A difícil classificação sonora da banda paulistana Música de Selvagem dentro dos rótulos usuais da indústria musical – jazz, experimental, instrumental, livre – sempre foi e, provavelmente, será uma questão, ao longo da sua carreira. E a selvageria sonora do grupo, que já lançou um disco instrumental autointitulado em 2016 e outro com compositores contemporâneos como Luiza Lian, Sessa e Tim Bernardes dois anos depois, nunca esteve tão solta de nomenclaturas na complexa obra audiovisual Pensamento Selvagem, lançada nos últimos momentos de 2021.

As classificações não se fazem necessárias porque o formato múltiplo e ensaísta é dividido em 94 faixas – momentos, experimentos, ritos – com também 94 capas, visões, semióticas, designs feitos pela designer Maria Cau Levy (que podem ser vistos no Instagram da banda). Outras três peças audiovisuais dirigidas por Pedro Pastoritz transformam o universo de sensações das doses ou pílulas de no máximo 1 minuto musicadas aqui, mas que em sua média duram 30 segundos, apenas.

A complexidade da obra joga no mesmo campo do improviso musical que percorreu a carreira do grupo agora formado por Arthur Decloet, Felipe Nader, Guilherme Marques, Luisa Putterman, Inês Terra e Tetembua Dandara.
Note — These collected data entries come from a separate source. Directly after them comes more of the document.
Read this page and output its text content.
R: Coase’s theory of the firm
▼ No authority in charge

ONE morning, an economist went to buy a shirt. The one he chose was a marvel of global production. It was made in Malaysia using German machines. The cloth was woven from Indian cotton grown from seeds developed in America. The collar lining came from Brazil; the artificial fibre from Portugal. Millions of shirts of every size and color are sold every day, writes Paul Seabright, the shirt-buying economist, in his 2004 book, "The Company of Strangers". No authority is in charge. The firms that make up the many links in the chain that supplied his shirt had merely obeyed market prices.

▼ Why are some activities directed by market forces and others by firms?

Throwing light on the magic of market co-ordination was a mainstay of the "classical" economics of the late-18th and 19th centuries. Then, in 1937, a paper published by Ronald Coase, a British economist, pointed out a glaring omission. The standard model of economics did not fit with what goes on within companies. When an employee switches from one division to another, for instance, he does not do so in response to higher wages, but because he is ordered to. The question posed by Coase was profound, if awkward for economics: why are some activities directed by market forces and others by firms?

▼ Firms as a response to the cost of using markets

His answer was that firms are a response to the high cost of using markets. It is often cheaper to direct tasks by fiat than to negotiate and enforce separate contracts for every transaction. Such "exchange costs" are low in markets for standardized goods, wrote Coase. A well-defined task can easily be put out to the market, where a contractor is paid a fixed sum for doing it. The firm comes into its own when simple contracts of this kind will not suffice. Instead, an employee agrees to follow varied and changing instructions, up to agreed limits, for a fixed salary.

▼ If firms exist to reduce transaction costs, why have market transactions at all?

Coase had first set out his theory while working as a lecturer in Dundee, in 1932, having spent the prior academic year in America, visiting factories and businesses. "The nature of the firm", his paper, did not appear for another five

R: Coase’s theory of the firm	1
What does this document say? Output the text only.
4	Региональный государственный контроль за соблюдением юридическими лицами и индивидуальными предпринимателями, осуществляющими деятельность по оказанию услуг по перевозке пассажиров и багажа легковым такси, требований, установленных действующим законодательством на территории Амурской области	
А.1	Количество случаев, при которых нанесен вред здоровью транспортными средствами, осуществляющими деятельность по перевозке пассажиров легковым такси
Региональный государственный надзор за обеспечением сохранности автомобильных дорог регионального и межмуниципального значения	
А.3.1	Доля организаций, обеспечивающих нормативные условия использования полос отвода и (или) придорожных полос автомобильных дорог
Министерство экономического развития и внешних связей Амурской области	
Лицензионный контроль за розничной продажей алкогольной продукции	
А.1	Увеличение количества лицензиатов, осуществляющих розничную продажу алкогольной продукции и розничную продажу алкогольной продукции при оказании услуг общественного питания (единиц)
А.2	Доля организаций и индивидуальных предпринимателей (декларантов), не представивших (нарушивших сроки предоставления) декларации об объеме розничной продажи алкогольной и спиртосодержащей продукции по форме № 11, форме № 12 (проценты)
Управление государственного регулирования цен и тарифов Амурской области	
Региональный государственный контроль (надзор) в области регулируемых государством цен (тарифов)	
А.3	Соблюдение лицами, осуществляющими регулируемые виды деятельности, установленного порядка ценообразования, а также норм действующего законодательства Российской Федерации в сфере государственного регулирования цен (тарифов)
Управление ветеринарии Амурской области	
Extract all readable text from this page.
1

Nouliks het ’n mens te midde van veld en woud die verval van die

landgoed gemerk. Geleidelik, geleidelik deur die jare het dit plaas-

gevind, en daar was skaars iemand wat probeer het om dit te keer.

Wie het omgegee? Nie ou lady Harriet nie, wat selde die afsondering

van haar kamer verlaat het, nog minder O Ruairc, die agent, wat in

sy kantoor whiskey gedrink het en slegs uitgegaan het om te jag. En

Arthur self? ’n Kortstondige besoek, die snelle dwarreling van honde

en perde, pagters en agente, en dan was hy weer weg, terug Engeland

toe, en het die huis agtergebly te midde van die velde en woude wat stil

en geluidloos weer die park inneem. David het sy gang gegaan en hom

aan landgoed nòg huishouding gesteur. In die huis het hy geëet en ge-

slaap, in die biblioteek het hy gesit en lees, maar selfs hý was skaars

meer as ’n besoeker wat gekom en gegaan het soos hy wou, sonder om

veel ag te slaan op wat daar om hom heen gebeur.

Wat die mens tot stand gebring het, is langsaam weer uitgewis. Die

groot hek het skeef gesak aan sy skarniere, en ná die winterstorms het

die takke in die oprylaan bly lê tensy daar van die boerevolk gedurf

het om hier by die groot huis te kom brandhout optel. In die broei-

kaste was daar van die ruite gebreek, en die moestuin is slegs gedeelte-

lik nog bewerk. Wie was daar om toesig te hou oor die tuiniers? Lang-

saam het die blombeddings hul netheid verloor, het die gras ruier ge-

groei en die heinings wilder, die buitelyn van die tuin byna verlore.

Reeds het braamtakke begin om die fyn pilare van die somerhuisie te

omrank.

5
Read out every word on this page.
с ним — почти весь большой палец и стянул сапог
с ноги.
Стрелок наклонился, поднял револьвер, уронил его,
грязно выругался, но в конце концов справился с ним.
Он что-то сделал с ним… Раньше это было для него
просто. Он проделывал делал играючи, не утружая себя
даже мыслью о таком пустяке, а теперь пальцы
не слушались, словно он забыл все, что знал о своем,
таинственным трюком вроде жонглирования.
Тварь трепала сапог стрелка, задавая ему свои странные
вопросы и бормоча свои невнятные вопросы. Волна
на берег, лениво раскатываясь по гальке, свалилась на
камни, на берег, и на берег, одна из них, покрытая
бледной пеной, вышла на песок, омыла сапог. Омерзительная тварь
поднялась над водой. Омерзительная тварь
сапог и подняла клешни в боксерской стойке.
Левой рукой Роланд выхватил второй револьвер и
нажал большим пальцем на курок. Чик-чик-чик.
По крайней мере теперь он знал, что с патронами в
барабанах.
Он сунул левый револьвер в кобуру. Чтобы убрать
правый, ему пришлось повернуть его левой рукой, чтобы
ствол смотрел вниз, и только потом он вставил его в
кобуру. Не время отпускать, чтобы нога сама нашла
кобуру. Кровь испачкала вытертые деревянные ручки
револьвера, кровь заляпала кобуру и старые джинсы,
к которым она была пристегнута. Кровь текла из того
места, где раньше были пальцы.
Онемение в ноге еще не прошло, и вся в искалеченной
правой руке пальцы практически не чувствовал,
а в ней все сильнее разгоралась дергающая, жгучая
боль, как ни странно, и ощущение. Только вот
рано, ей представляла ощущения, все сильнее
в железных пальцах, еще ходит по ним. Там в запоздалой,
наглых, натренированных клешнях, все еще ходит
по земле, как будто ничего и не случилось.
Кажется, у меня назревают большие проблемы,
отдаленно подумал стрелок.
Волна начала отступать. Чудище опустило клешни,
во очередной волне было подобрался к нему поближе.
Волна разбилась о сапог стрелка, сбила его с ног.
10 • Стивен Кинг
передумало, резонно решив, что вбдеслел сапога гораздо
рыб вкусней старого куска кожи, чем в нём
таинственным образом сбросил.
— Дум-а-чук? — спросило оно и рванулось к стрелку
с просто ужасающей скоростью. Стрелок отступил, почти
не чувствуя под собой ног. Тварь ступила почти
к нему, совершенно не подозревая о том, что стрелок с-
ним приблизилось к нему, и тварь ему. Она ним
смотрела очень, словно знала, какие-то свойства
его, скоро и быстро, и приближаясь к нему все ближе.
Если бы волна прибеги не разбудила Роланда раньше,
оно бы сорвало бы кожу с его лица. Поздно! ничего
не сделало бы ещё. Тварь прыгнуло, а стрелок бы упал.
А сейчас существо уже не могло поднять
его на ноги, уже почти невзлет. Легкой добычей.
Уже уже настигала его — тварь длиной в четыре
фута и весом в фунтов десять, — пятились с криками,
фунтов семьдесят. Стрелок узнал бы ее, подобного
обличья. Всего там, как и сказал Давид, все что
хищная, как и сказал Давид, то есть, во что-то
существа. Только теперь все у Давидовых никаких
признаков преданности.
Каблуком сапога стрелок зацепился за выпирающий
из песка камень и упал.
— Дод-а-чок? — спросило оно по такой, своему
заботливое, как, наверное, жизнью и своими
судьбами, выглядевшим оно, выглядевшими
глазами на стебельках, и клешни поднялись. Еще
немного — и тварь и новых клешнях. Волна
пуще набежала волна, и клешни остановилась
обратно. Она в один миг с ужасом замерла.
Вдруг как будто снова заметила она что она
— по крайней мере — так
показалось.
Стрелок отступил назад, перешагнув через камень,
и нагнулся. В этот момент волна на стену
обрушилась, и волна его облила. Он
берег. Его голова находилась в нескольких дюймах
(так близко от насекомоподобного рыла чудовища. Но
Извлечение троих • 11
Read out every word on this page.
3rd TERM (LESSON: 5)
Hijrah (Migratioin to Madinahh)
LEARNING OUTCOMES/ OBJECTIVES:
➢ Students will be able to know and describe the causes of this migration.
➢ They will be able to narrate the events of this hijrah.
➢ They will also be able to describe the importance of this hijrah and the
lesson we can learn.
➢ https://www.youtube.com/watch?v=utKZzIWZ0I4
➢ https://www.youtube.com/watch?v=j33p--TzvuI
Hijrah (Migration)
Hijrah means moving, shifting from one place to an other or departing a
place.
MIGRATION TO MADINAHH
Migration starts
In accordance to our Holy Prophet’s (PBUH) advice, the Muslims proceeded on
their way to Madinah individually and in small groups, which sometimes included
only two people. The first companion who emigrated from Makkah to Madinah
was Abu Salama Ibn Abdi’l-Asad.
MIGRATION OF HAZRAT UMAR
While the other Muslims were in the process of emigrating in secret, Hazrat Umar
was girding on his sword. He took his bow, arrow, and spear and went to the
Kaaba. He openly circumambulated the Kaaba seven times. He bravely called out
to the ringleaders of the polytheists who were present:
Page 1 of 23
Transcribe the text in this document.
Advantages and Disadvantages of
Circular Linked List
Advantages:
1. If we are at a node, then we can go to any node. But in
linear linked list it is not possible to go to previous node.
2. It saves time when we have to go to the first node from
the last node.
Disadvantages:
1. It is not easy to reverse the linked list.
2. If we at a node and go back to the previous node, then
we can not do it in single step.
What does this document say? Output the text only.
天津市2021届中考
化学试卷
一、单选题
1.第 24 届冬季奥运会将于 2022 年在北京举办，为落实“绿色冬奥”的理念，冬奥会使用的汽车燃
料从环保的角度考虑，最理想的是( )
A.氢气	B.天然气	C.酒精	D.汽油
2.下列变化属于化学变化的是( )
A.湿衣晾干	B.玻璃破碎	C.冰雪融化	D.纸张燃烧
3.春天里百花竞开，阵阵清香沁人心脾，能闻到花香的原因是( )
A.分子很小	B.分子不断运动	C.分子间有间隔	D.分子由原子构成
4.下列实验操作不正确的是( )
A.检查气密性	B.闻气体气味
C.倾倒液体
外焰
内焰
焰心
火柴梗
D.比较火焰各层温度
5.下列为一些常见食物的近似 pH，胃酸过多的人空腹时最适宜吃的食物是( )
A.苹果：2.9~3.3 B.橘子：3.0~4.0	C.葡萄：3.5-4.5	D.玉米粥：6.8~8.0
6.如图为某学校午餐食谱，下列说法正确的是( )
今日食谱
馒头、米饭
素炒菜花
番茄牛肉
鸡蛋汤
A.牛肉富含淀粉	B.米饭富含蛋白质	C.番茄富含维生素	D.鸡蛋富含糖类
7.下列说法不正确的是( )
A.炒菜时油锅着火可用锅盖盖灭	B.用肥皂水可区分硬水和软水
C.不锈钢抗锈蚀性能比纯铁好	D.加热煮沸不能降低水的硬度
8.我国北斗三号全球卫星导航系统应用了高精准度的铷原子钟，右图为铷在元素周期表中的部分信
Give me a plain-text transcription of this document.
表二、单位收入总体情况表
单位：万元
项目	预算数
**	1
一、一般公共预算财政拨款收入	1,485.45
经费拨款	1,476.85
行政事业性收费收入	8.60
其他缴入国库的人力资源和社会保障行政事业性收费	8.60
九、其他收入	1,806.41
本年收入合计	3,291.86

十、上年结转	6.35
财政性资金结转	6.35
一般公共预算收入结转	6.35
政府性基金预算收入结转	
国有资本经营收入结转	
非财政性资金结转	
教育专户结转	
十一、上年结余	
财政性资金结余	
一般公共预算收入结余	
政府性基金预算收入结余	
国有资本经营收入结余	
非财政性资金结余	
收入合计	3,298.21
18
O jazz, apesar de não os definir, talvez os coloque numa caixa reconhecida de maneira mais imediata pelo público, por conta da transformação no improviso ao vivo, na eterna indefinição de para onde a música irá correr.

Pensamento Selvagem brinca com a ideia da incerteza do que será construído, do produto final da experimentação, a partir de recortes da internet e uma extensa pesquisa sonora dos mitos, ideias e campos de pensamento, nesse vasto mundo de dados já analisado muito bem pela mente brilhante Werner Herzog em seu filme Eis os Delírios do Mundo Conectado (2016) – e que também foi sampleado na faixa “09D_Grizzly Man”.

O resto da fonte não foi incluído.